Жуткая картина с такой ясностью поднялась перед мысленным взором, что Оленюшка, наново разревевшись, тотчас же всё как есть вывалила Шаршаве. Дело женское известное, расскажешь кому, что душу грызёт, тут сразу и полегчает. Молодой кузнец, выслушав, поднёс разогреваться к огню блины, намотанные на прутики: “Правильно мне отец говорил: пока сам на плечи не поднимешь, почём знать, какую ношу сдюжишь, какую нет… Ты не гадай, не мучайся понапрасну. Вот к Зайцам придём, всяко мороку поубавится. Хоть присоветуют что…”
И не спеша откроились от жизни ещё три дня и три ночи, и вот оно, большое, зажиточное огнище Зайцев. Сестрица и братец шли берегом быстрого Крупца, там, где березняки близко подступали к обрывистой круче. Шли, особенно не таясь, но стараясь и попусту не мозолить глаза, и Оленюшка тоскливо прислушивалась к биению угасавшей в сердце надежды. Нет, Шаршаве она не хотела ничего говорить, но сама знала: стоит Зайцам разглядеть, кто вышел из леса, – и их с Шаршавой не пустят на порог. Его – потому, что Зайцы со Щеглами вправду небольшие друзья. Её… потому, что дурища неприкаянная, своего рода бесчестье. Потому, что со Щеглом вместе пришла. Да просто потому, что, коли Шаршаву погонят, она – хоть и приглашать будут – без него гостевать не останется…
Однако чему быть, того не минуешь. Заячья весь придвигалась всё ближе, и уже было видно, что бесчиния там были в самом разгаре. Во всяком случае, ворота, коим в обычное время полагалось стоять не просто закрытыми, но ещё заложенными изнутри брусом, – ворота зияли во всю ширину, не возбраняя дороги ни конным, ни пешим. Да не просто были распахнуты! – вовсе сняты, и десяток, не меньше, парней и девок как раз тащили их пускать по реке. Ещё несколько Зайчат торжественно несли чучело, облачённое в женскую одежду. Можно было биться об заклад, что наряд утащили из праздничного сундука государыни большухи, всеми в роду уважаемой и любимой. Сейчас чучело насадят на шест, шест укрепят на плоту – и счастливый путь по реченьке вниз!.. Потом наступит трезвое утро, время поправлять и собирать всё, что ныне размечут во хмелю весёлых бесчинии. Никуда не денешься, придётся разыскивать уплывшие по речке ворота, по колено в воде тащить их назад и ставить на законное место… если прежде плот не поймают соседи-Белки да не потребуют выкупа. И все одёжки большухины будут выстираны и возвращены в старинный сундук. И ежели почтенная предводительница обнаружит некую убыль и крепко надерёт два-три уха – значит, так тому и следует быть.

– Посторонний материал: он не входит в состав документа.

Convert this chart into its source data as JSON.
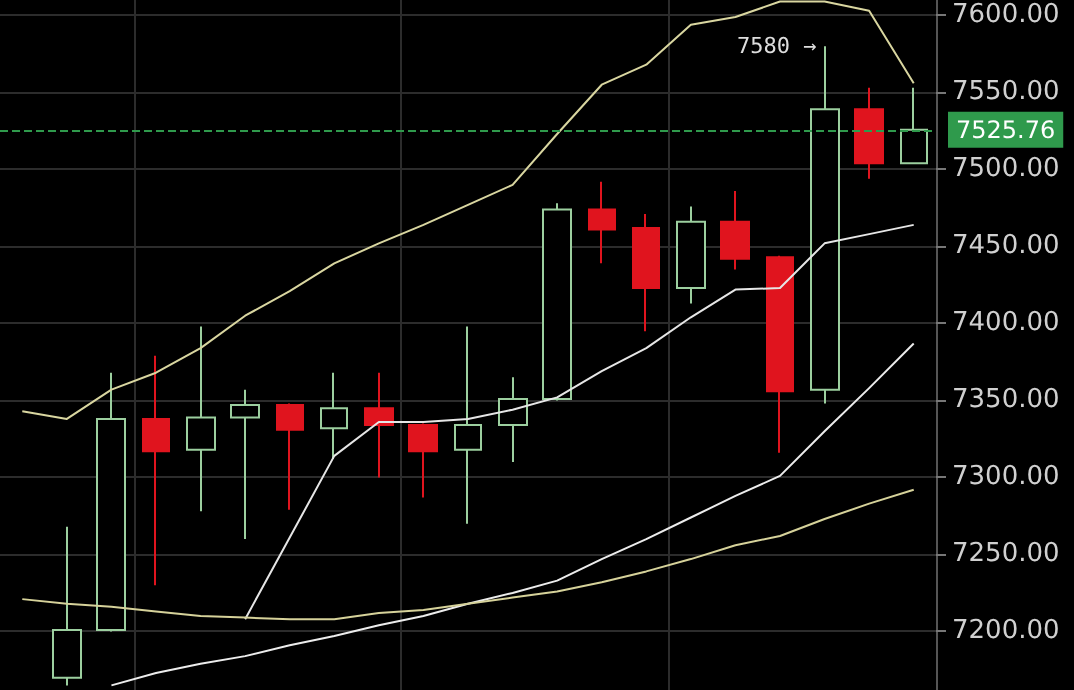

Но это – после! Это – наутро! Сейчас же никто думать не думает о последствиях – даже о неизбежных, не говоря уже о возможных. Ибо способность и обязанность их предвидеть отменена вместе с прочими каждодневными правилами жизни. Так водилось при пращурах, живших ещё прежде самого первого Зайца, так будет и впредь. Потому что жизнь идёт своим чередом, сменяются поколения, и каждое должно уяснить, чем кончается дело, если творить что ни пожелаешь, без рассуждения о завтрашнем дне.
Подумав так, Оленюшка усмотрела в смешливых лиходействах Зайчат ещё один горький намёк на собственное своё бесчинное поведение… и запечалилась по новой. Будь у неё в спутницах девка, как есть обнялись бы да восплакали одна у другой на плече, по вечному женскому обыкновению силясь смыть горе-кручину. Но, к счастью, Шаршава был парнем, вовсе не склонным, как и большинство его братьев, заливаться бесплодными слезами, как раз когда жизнь взывает к немедленным действиям. И кузнец высмотрел: пока молодые Зайцы, тихо ликуя, собирали чучело предводительницы в путешествие на плоту, – ворота, вернее, разверстый проход в селение стоял совсем без пригляда.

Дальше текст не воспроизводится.